To see if a company’s net zero goal is legitimate, executives analyze a company’s operations, looking at both past operations and plans for the future. This upstream and downstream review demonstrates a company’s progress in reducing its environmental footprint and environmental constraints.

Decarbonizing is not easy for businesses, and it takes time, which is why having a good business plan is essential. Madden cited shipping giant AP-Moller Maersk’s decision in 2017 to sell its oil and gas division to French oil giant Total to become a pure shipping company as an example of a company in transition. On the flip side, not all green looking companies are good value, like some solar companies, as many do not fit their traditional financial quality profile.

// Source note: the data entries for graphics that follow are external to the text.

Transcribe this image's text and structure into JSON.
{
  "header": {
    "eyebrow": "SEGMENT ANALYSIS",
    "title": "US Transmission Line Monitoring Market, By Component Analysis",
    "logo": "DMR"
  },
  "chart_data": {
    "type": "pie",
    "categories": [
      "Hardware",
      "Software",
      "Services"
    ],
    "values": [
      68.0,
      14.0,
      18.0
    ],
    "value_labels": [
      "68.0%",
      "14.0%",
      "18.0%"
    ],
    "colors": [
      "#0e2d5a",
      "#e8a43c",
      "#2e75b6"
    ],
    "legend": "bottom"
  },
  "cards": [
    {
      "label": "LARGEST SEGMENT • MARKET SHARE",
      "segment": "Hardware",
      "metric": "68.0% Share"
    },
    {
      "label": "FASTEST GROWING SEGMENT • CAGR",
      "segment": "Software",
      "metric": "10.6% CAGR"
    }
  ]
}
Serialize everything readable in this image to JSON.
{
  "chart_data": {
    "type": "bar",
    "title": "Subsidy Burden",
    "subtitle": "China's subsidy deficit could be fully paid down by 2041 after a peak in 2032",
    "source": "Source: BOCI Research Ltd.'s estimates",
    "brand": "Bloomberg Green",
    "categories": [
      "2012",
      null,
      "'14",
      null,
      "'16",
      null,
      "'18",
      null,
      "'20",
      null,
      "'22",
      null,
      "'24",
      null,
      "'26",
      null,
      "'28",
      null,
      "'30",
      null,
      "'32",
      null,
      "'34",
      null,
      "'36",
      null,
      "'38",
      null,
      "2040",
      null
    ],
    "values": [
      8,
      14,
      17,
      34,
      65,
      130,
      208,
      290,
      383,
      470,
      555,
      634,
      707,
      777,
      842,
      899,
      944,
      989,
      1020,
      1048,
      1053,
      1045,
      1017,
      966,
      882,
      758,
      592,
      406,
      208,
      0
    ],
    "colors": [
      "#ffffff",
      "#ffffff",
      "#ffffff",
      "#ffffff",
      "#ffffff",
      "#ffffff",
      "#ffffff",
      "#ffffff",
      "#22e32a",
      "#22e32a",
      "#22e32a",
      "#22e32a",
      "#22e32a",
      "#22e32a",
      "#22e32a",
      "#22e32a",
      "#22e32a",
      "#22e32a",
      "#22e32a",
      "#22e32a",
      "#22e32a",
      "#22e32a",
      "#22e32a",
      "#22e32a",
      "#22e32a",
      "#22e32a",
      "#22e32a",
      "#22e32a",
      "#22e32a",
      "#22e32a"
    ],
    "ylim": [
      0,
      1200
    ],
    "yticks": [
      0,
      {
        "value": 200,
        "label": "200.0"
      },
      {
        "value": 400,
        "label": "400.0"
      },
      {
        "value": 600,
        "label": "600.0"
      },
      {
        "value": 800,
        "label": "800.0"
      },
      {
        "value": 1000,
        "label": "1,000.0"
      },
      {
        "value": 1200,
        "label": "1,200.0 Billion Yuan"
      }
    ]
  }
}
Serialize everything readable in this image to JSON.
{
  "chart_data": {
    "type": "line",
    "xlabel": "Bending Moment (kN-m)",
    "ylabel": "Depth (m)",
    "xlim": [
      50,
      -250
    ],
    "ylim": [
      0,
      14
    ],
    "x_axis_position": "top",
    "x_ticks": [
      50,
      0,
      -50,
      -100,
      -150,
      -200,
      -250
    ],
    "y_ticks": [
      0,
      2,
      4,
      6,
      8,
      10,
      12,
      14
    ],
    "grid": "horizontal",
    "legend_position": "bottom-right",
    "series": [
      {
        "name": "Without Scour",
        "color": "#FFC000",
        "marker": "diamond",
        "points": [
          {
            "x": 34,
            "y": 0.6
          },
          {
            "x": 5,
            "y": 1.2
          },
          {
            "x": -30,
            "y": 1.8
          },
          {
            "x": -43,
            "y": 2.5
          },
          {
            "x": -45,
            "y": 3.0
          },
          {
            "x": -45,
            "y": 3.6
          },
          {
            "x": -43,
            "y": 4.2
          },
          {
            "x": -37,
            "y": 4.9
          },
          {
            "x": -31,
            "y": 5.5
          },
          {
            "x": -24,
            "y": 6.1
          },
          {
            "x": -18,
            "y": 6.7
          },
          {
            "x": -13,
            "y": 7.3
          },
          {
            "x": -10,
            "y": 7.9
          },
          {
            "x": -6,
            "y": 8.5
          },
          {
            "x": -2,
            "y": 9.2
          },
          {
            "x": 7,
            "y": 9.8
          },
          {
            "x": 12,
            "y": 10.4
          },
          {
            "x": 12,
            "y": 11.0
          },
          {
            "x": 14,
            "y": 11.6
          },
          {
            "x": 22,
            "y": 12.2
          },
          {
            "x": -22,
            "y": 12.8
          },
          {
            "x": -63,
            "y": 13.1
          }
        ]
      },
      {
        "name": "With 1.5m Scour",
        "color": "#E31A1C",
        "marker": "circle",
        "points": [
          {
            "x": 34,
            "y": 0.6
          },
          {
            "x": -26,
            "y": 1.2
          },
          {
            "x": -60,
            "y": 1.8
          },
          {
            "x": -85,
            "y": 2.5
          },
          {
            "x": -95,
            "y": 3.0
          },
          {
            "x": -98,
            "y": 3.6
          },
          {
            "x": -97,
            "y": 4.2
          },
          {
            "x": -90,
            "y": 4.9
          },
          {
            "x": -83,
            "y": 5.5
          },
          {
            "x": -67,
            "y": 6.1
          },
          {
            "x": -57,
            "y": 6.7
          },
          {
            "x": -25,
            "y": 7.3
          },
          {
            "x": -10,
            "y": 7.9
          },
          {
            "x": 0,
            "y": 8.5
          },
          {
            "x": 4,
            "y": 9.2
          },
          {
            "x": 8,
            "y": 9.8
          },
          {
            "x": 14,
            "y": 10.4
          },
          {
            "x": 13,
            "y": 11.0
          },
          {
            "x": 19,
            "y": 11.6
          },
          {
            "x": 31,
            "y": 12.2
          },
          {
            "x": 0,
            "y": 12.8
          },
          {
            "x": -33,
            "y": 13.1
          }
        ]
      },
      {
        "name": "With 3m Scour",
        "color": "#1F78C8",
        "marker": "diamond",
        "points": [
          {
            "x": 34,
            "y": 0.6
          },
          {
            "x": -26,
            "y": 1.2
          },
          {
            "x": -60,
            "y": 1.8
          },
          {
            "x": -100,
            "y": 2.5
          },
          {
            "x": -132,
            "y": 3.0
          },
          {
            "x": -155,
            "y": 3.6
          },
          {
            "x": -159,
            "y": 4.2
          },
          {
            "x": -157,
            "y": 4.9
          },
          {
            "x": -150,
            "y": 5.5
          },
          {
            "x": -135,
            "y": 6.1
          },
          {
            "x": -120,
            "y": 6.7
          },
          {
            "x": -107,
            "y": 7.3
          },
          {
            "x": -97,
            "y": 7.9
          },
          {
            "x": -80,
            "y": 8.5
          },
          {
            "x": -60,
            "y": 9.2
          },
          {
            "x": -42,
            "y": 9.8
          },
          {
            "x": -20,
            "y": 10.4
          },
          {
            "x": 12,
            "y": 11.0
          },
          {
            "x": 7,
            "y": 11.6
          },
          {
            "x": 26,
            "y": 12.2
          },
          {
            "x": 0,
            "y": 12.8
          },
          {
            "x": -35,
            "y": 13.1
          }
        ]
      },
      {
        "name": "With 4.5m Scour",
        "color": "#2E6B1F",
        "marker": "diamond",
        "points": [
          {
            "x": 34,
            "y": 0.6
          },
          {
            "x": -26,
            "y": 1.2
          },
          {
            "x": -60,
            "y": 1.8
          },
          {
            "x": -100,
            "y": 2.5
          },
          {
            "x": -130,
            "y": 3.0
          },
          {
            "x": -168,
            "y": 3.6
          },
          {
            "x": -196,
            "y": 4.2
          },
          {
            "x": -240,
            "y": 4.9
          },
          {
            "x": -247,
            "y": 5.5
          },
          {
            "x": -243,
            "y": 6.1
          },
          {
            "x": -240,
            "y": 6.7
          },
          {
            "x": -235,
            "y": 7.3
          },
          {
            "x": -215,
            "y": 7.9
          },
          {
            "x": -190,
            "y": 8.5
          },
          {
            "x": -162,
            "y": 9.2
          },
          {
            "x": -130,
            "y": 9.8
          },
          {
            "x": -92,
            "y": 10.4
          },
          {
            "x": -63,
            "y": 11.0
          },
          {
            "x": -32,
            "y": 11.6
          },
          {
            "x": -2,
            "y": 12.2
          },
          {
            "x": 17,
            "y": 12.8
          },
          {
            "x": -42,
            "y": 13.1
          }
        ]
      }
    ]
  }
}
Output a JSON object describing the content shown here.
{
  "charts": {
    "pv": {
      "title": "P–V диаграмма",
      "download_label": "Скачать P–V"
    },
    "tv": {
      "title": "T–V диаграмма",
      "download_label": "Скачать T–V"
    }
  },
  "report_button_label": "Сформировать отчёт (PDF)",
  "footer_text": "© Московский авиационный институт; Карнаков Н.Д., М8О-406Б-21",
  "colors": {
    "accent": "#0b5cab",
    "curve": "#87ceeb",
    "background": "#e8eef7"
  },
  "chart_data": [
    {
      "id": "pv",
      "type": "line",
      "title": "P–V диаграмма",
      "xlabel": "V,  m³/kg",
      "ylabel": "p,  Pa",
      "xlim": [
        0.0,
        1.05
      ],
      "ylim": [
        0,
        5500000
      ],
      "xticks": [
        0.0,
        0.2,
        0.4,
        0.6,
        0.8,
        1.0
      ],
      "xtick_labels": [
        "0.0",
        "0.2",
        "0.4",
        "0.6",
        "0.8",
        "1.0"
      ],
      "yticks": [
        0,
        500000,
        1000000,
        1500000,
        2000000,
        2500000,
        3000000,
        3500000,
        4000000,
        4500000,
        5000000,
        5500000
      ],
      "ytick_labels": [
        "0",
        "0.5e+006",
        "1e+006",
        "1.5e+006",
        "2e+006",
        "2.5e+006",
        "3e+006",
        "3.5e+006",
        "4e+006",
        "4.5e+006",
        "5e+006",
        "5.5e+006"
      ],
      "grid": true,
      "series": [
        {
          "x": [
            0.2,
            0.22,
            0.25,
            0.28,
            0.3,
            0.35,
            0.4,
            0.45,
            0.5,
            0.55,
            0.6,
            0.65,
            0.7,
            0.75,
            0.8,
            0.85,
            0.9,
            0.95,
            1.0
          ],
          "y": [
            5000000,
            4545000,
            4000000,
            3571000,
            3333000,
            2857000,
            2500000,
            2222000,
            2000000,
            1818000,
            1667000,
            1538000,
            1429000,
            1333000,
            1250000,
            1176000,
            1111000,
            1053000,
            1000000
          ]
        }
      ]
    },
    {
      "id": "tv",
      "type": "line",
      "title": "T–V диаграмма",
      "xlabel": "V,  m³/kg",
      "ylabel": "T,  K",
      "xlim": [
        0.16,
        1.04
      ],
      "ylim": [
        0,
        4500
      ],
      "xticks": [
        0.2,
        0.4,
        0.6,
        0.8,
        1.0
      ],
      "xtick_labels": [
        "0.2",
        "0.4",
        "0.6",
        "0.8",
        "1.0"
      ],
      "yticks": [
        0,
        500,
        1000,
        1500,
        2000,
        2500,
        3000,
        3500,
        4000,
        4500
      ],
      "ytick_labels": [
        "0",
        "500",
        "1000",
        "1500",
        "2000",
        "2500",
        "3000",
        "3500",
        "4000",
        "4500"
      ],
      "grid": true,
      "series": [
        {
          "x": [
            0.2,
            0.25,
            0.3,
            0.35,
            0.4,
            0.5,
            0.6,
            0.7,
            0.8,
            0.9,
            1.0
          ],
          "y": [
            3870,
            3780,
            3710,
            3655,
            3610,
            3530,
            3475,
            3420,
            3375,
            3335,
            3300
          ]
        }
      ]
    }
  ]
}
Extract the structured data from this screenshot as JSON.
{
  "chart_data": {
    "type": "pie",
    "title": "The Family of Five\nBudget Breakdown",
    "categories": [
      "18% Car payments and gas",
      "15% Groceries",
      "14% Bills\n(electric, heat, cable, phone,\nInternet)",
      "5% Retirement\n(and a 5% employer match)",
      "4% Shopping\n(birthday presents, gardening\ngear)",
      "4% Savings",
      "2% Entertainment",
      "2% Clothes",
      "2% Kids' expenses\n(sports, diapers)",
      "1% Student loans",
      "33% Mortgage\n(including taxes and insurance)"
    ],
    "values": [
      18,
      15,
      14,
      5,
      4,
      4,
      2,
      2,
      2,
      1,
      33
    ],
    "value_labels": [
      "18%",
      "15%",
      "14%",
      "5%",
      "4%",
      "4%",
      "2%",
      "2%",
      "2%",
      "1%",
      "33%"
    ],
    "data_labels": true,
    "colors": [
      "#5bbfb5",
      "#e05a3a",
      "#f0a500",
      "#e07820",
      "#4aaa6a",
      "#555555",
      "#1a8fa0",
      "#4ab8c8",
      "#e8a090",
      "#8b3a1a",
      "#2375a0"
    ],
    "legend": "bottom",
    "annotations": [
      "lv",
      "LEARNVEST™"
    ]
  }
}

“These business models aren’t necessarily great,” Madden said. “You have to marry the fundamentals with the theme, if that’s the way you think it and people who aren’t used to it.”

One of Madden and Tursich’s favorite companies, Darling Ingredients DAR,
+ 2.40%,
did not see itself as a sustainable business until the leaders met with the leaders of the company. The company uses animal carcasses and used cooking oil to produce feed and biodiesel, recycling products that might otherwise go to landfills and creating usable goods, which, according to Madden, ” is the ultimate ESG story “.

A rendering plant isn’t a sexy ESG story, Madden admitted. “But at the same time, they’ve got a great business model, a great idea, great execution. These are the companies that we are looking at, ”he said.